Revenue requirements needed to trigger a further half-percent reduction in the commonwealth’s individual income tax rate – lowering it to 3.5% in 2026 – were met during the state’s 2024 fiscal year, which concluded on June 30.
Established by House Bill 8 (HB 8) – passed during the 2022 legislative session – those conditions involving the state’s General Fund require that:
· budget reserves are at least 10% of revenues at the end of the fiscal year;
· revenues would have exceeded spending even if the tax rate had been one percentage point lower; and
· lawmakers give final approval during the next legislative session to implement the reduction during the following calendar year.
Two of the three conditions have been met so far.
State Budget Director John Hicks informed the Interim Committee on Appropriations and Revenue that a $2 billion General Fund surplus at the end of Fiscal Year 2024 on June 30 swelled budget reserves to more than $5 billion. Considering expenditures for one-time projects – with some being funded over multiple years – economic forecasters indicate the rainy day fund will stand at around $3.5 billion, or nearly 22% of expected revenues, by the end of fiscal year 2026. This more than meets the 10% reserves-to-revenue ratio.
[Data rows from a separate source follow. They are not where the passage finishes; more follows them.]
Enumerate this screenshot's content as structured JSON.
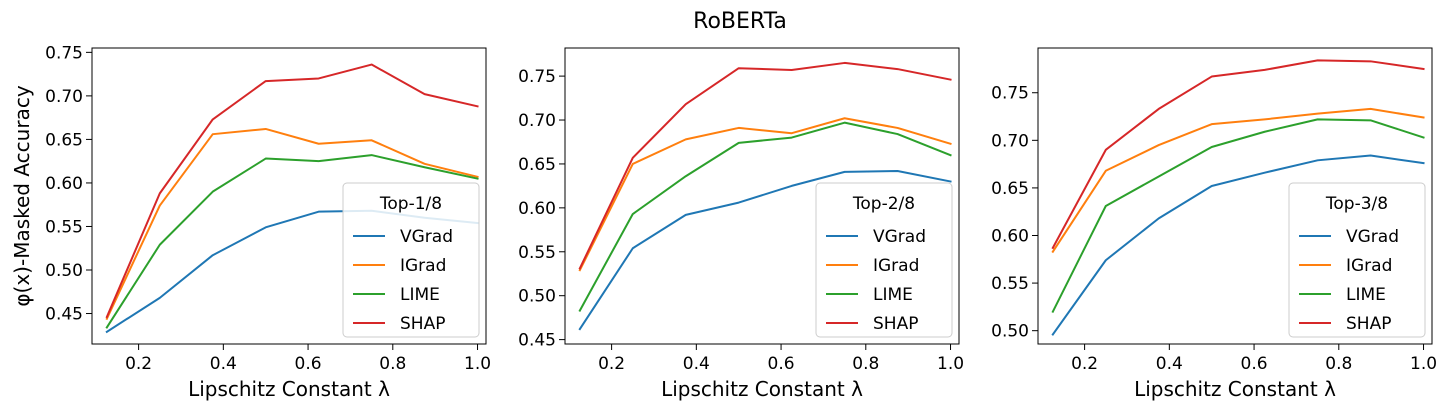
{
  "figure": {
    "suptitle": "RoBERTa"
  },
  "colors": {
    "VGrad": "#1f77b4",
    "IGrad": "#ff7f0e",
    "LIME": "#2ca02c",
    "SHAP": "#d62728"
  },
  "chart_data": [
    {
      "type": "line",
      "xlabel": "Lipschitz Constant λ",
      "ylabel": "φ(x)-Masked Accuracy",
      "legend_title": "Top-1/8",
      "legend_position": "lower-right",
      "xlim": [
        0.09,
        1.02
      ],
      "ylim": [
        0.415,
        0.755
      ],
      "xticks": [
        0.2,
        0.4,
        0.6,
        0.8,
        1.0
      ],
      "xtick_labels": [
        "0.2",
        "0.4",
        "0.6",
        "0.8",
        "1.0"
      ],
      "yticks": [
        0.45,
        0.5,
        0.55,
        0.6,
        0.65,
        0.7,
        0.75
      ],
      "ytick_labels": [
        "0.45",
        "0.50",
        "0.55",
        "0.60",
        "0.65",
        "0.70",
        "0.75"
      ],
      "x": [
        0.125,
        0.25,
        0.375,
        0.5,
        0.625,
        0.75,
        0.875,
        1.0
      ],
      "series": [
        {
          "name": "VGrad",
          "values": [
            0.429,
            0.468,
            0.517,
            0.549,
            0.567,
            0.568,
            0.56,
            0.554
          ]
        },
        {
          "name": "IGrad",
          "values": [
            0.444,
            0.574,
            0.656,
            0.662,
            0.645,
            0.649,
            0.622,
            0.607
          ]
        },
        {
          "name": "LIME",
          "values": [
            0.434,
            0.529,
            0.59,
            0.628,
            0.625,
            0.632,
            0.618,
            0.605
          ]
        },
        {
          "name": "SHAP",
          "values": [
            0.446,
            0.588,
            0.673,
            0.717,
            0.72,
            0.736,
            0.702,
            0.688
          ]
        }
      ]
    },
    {
      "type": "line",
      "xlabel": "Lipschitz Constant λ",
      "ylabel": "",
      "legend_title": "Top-2/8",
      "legend_position": "lower-right",
      "xlim": [
        0.09,
        1.02
      ],
      "ylim": [
        0.445,
        0.782
      ],
      "xticks": [
        0.2,
        0.4,
        0.6,
        0.8,
        1.0
      ],
      "xtick_labels": [
        "0.2",
        "0.4",
        "0.6",
        "0.8",
        "1.0"
      ],
      "yticks": [
        0.45,
        0.5,
        0.55,
        0.6,
        0.65,
        0.7,
        0.75
      ],
      "ytick_labels": [
        "0.45",
        "0.50",
        "0.55",
        "0.60",
        "0.65",
        "0.70",
        "0.75"
      ],
      "x": [
        0.125,
        0.25,
        0.375,
        0.5,
        0.625,
        0.75,
        0.875,
        1.0
      ],
      "series": [
        {
          "name": "VGrad",
          "values": [
            0.462,
            0.554,
            0.592,
            0.606,
            0.625,
            0.641,
            0.642,
            0.63
          ]
        },
        {
          "name": "IGrad",
          "values": [
            0.529,
            0.65,
            0.678,
            0.691,
            0.685,
            0.702,
            0.691,
            0.673
          ]
        },
        {
          "name": "LIME",
          "values": [
            0.483,
            0.593,
            0.636,
            0.674,
            0.68,
            0.697,
            0.684,
            0.66
          ]
        },
        {
          "name": "SHAP",
          "values": [
            0.531,
            0.657,
            0.718,
            0.759,
            0.757,
            0.765,
            0.758,
            0.746
          ]
        }
      ]
    },
    {
      "type": "line",
      "xlabel": "Lipschitz Constant λ",
      "ylabel": "",
      "legend_title": "Top-3/8",
      "legend_position": "lower-right",
      "xlim": [
        0.09,
        1.02
      ],
      "ylim": [
        0.486,
        0.797
      ],
      "xticks": [
        0.2,
        0.4,
        0.6,
        0.8,
        1.0
      ],
      "xtick_labels": [
        "0.2",
        "0.4",
        "0.6",
        "0.8",
        "1.0"
      ],
      "yticks": [
        0.5,
        0.55,
        0.6,
        0.65,
        0.7,
        0.75
      ],
      "ytick_labels": [
        "0.50",
        "0.55",
        "0.60",
        "0.65",
        "0.70",
        "0.75"
      ],
      "x": [
        0.125,
        0.25,
        0.375,
        0.5,
        0.625,
        0.75,
        0.875,
        1.0
      ],
      "series": [
        {
          "name": "VGrad",
          "values": [
            0.496,
            0.574,
            0.618,
            0.652,
            0.666,
            0.679,
            0.684,
            0.676
          ]
        },
        {
          "name": "IGrad",
          "values": [
            0.583,
            0.668,
            0.695,
            0.717,
            0.722,
            0.728,
            0.733,
            0.724
          ]
        },
        {
          "name": "LIME",
          "values": [
            0.52,
            0.631,
            0.662,
            0.693,
            0.709,
            0.722,
            0.721,
            0.703
          ]
        },
        {
          "name": "SHAP",
          "values": [
            0.587,
            0.69,
            0.733,
            0.767,
            0.774,
            0.784,
            0.783,
            0.775
          ]
        }
      ]
    }
  ]
}
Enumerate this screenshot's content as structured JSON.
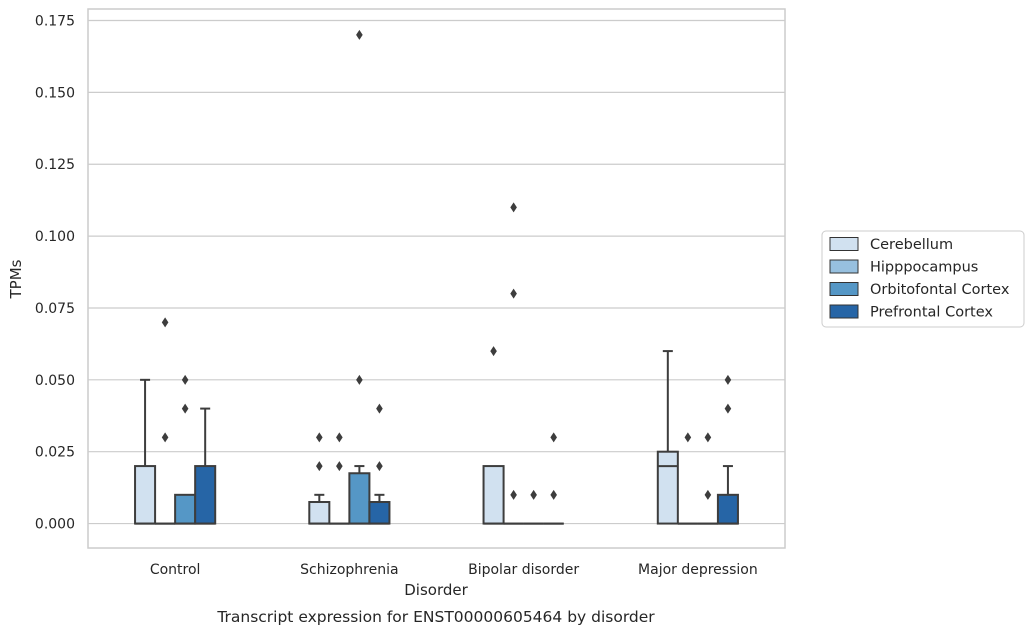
{
  "chart_data": {
    "type": "box",
    "caption": "Transcript expression for ENST00000605464 by disorder",
    "xlabel": "Disorder",
    "ylabel": "TPMs",
    "categories": [
      "Control",
      "Schizophrenia",
      "Bipolar disorder",
      "Major depression"
    ],
    "y_ticks": [
      "0.000",
      "0.025",
      "0.050",
      "0.075",
      "0.100",
      "0.125",
      "0.150",
      "0.175"
    ],
    "ylim": [
      -0.0085,
      0.179
    ],
    "grid": true,
    "legend_position": "right",
    "series": [
      {
        "name": "Cerebellum",
        "color": "#d1e1f0",
        "boxes": [
          {
            "q1": 0,
            "median": 0,
            "q3": 0.02,
            "whisker_low": 0,
            "whisker_high": 0.05,
            "outliers": []
          },
          {
            "q1": 0,
            "median": 0,
            "q3": 0.0075,
            "whisker_low": 0,
            "whisker_high": 0.01,
            "outliers": [
              0.02,
              0.03
            ]
          },
          {
            "q1": 0,
            "median": 0,
            "q3": 0.02,
            "whisker_low": 0,
            "whisker_high": 0.02,
            "outliers": [
              0.06
            ]
          },
          {
            "q1": 0,
            "median": 0.02,
            "q3": 0.025,
            "whisker_low": 0,
            "whisker_high": 0.06,
            "outliers": []
          }
        ]
      },
      {
        "name": "Hipppocampus",
        "color": "#97c0df",
        "boxes": [
          {
            "q1": 0,
            "median": 0,
            "q3": 0,
            "whisker_low": 0,
            "whisker_high": 0,
            "outliers": [
              0.03,
              0.07
            ]
          },
          {
            "q1": 0,
            "median": 0,
            "q3": 0,
            "whisker_low": 0,
            "whisker_high": 0,
            "outliers": [
              0.02,
              0.03
            ]
          },
          {
            "q1": 0,
            "median": 0,
            "q3": 0,
            "whisker_low": 0,
            "whisker_high": 0,
            "outliers": [
              0.01,
              0.08,
              0.11
            ]
          },
          {
            "q1": 0,
            "median": 0,
            "q3": 0,
            "whisker_low": 0,
            "whisker_high": 0,
            "outliers": [
              0.03
            ]
          }
        ]
      },
      {
        "name": "Orbitofontal Cortex",
        "color": "#5597c6",
        "boxes": [
          {
            "q1": 0,
            "median": 0,
            "q3": 0.01,
            "whisker_low": 0,
            "whisker_high": 0.01,
            "outliers": [
              0.04,
              0.05
            ]
          },
          {
            "q1": 0,
            "median": 0,
            "q3": 0.0175,
            "whisker_low": 0,
            "whisker_high": 0.02,
            "outliers": [
              0.05,
              0.17
            ]
          },
          {
            "q1": 0,
            "median": 0,
            "q3": 0,
            "whisker_low": 0,
            "whisker_high": 0,
            "outliers": [
              0.01
            ]
          },
          {
            "q1": 0,
            "median": 0,
            "q3": 0,
            "whisker_low": 0,
            "whisker_high": 0,
            "outliers": [
              0.01,
              0.03
            ]
          }
        ]
      },
      {
        "name": "Prefrontal Cortex",
        "color": "#2665a6",
        "boxes": [
          {
            "q1": 0,
            "median": 0,
            "q3": 0.02,
            "whisker_low": 0,
            "whisker_high": 0.04,
            "outliers": []
          },
          {
            "q1": 0,
            "median": 0,
            "q3": 0.0075,
            "whisker_low": 0,
            "whisker_high": 0.01,
            "outliers": [
              0.02,
              0.04
            ]
          },
          {
            "q1": 0,
            "median": 0,
            "q3": 0,
            "whisker_low": 0,
            "whisker_high": 0,
            "outliers": [
              0.01,
              0.03
            ]
          },
          {
            "q1": 0,
            "median": 0,
            "q3": 0.01,
            "whisker_low": 0,
            "whisker_high": 0.02,
            "outliers": [
              0.04,
              0.05
            ]
          }
        ]
      }
    ]
  }
}
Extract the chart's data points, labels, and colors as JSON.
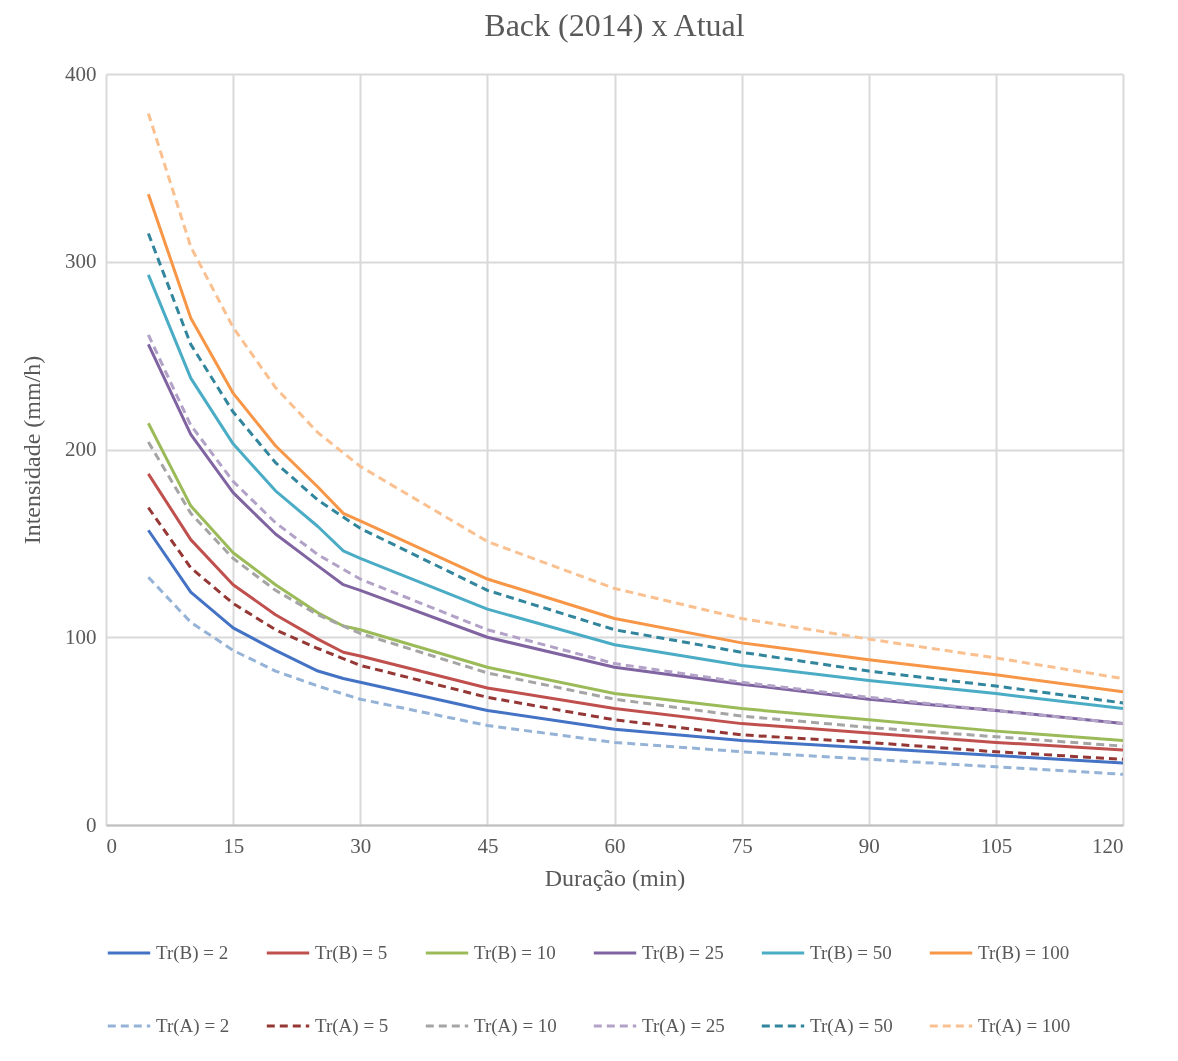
{
  "chart_data": {
    "type": "line",
    "title": "Back (2014) x Atual",
    "xlabel": "Duração (min)",
    "ylabel": "Intensidade (mm/h)",
    "xlim": [
      0,
      120
    ],
    "xticks": [
      0,
      15,
      30,
      45,
      60,
      75,
      90,
      105,
      120
    ],
    "ylim": [
      0,
      400
    ],
    "yticks": [
      0,
      100,
      200,
      300,
      400
    ],
    "grid": true,
    "legend": "bottom",
    "marker": "none",
    "series": [
      {
        "name": "Tr(B) = 2",
        "color": "#4472c4",
        "line_style": "solid",
        "x": [
          5,
          10,
          15,
          20,
          25,
          28,
          30,
          45,
          60,
          75,
          90,
          105,
          120
        ],
        "values": [
          157,
          124,
          105,
          93,
          82,
          78,
          76,
          61,
          51,
          45,
          41,
          37,
          33
        ]
      },
      {
        "name": "Tr(B) = 5",
        "color": "#c0504d",
        "line_style": "solid",
        "x": [
          5,
          10,
          15,
          20,
          25,
          28,
          30,
          45,
          60,
          75,
          90,
          105,
          120
        ],
        "values": [
          187,
          152,
          128,
          112,
          99,
          92,
          90,
          73,
          62,
          54,
          49,
          44,
          40
        ]
      },
      {
        "name": "Tr(B) = 10",
        "color": "#9bbb59",
        "line_style": "solid",
        "x": [
          5,
          10,
          15,
          20,
          25,
          28,
          30,
          45,
          60,
          75,
          90,
          105,
          120
        ],
        "values": [
          214,
          170,
          145,
          128,
          113,
          106,
          104,
          84,
          70,
          62,
          56,
          50,
          45
        ]
      },
      {
        "name": "Tr(B) = 25",
        "color": "#8064a2",
        "line_style": "solid",
        "x": [
          5,
          10,
          15,
          20,
          25,
          28,
          30,
          45,
          60,
          75,
          90,
          105,
          120
        ],
        "values": [
          256,
          208,
          177,
          155,
          138,
          128,
          125,
          100,
          84,
          75,
          67,
          61,
          54
        ]
      },
      {
        "name": "Tr(B) = 50",
        "color": "#4bacc6",
        "line_style": "solid",
        "x": [
          5,
          10,
          15,
          20,
          25,
          28,
          30,
          45,
          60,
          75,
          90,
          105,
          120
        ],
        "values": [
          293,
          238,
          203,
          178,
          159,
          146,
          142,
          115,
          96,
          85,
          77,
          70,
          62
        ]
      },
      {
        "name": "Tr(B) = 100",
        "color": "#f79646",
        "line_style": "solid",
        "x": [
          5,
          10,
          15,
          20,
          25,
          28,
          30,
          45,
          60,
          75,
          90,
          105,
          120
        ],
        "values": [
          336,
          270,
          230,
          202,
          180,
          166,
          162,
          131,
          110,
          97,
          88,
          80,
          71
        ]
      },
      {
        "name": "Tr(A) = 2",
        "color": "#95b3d7",
        "line_style": "dashed",
        "x": [
          5,
          10,
          15,
          20,
          25,
          30,
          45,
          60,
          75,
          90,
          105,
          120
        ],
        "values": [
          132,
          108,
          93,
          82,
          74,
          67,
          53,
          44,
          39,
          35,
          31,
          27
        ]
      },
      {
        "name": "Tr(A) = 5",
        "color": "#953735",
        "line_style": "dashed",
        "x": [
          5,
          10,
          15,
          20,
          25,
          30,
          45,
          60,
          75,
          90,
          105,
          120
        ],
        "values": [
          169,
          137,
          118,
          104,
          94,
          85,
          68,
          56,
          48,
          44,
          39,
          35
        ]
      },
      {
        "name": "Tr(A) = 10",
        "color": "#a5a5a5",
        "line_style": "dashed",
        "x": [
          5,
          10,
          15,
          20,
          25,
          30,
          45,
          60,
          75,
          90,
          105,
          120
        ],
        "values": [
          204,
          166,
          142,
          125,
          112,
          102,
          81,
          67,
          58,
          52,
          47,
          42
        ]
      },
      {
        "name": "Tr(A) = 25",
        "color": "#b3a2c7",
        "line_style": "dashed",
        "x": [
          5,
          10,
          15,
          20,
          25,
          30,
          45,
          60,
          75,
          90,
          105,
          120
        ],
        "values": [
          261,
          213,
          183,
          161,
          144,
          131,
          104,
          86,
          76,
          68,
          61,
          54
        ]
      },
      {
        "name": "Tr(A) = 50",
        "color": "#31859c",
        "line_style": "dashed",
        "x": [
          5,
          10,
          15,
          20,
          25,
          30,
          45,
          60,
          75,
          90,
          105,
          120
        ],
        "values": [
          315,
          256,
          220,
          193,
          173,
          158,
          125,
          104,
          92,
          82,
          74,
          65
        ]
      },
      {
        "name": "Tr(A) = 100",
        "color": "#fac090",
        "line_style": "dashed",
        "x": [
          5,
          10,
          15,
          20,
          25,
          30,
          45,
          60,
          75,
          90,
          105,
          120
        ],
        "values": [
          379,
          308,
          265,
          233,
          209,
          191,
          151,
          126,
          110,
          99,
          89,
          78
        ]
      }
    ]
  }
}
“We encourage lawmakers to continue improving Kentucky’s economic competitiveness by reducing reliance on income taxes, which discourages productivity, while continuing to move toward the type of pro-growth tax structure that defines the revenue policies – and fiscal success – of our competitor-states,” said Jim Waters, president of the Bluegrass Institute for Public Policy Solutions, a free market think tank. “They should ignore the monotonous, predictable voices of those who claim that reducing the individual income tax rate will threaten Kentucky’s ability to fund state government and its essential services. These voices will never be satisfied, no matter how high taxes are raised or spending increases.”
Lowering the personal income tax rate to 3.5% would mean that by the end of 2026, Kentuckians earning $75,000 a year would have saved more than $1,100 since HB 8 became law.
All that remains for the next rate reduction is lawmakers’ final approval when they reconvene next week.
“There have been historic increases in state tax revenues since state lawmakers began reducing the individual income tax rate three years ago – confirming once again the historically proven maxim: allowing individuals to keep – and make the decisions about spending – their own hard-earned dollars not only increases their own prosperity but benefits government, too,” Waters added. “By exercising the discipline to spend on needs, not wants, state lawmakers have made it possible to take yet another step in making Kentucky competitive again. May they not hesitate to do so.”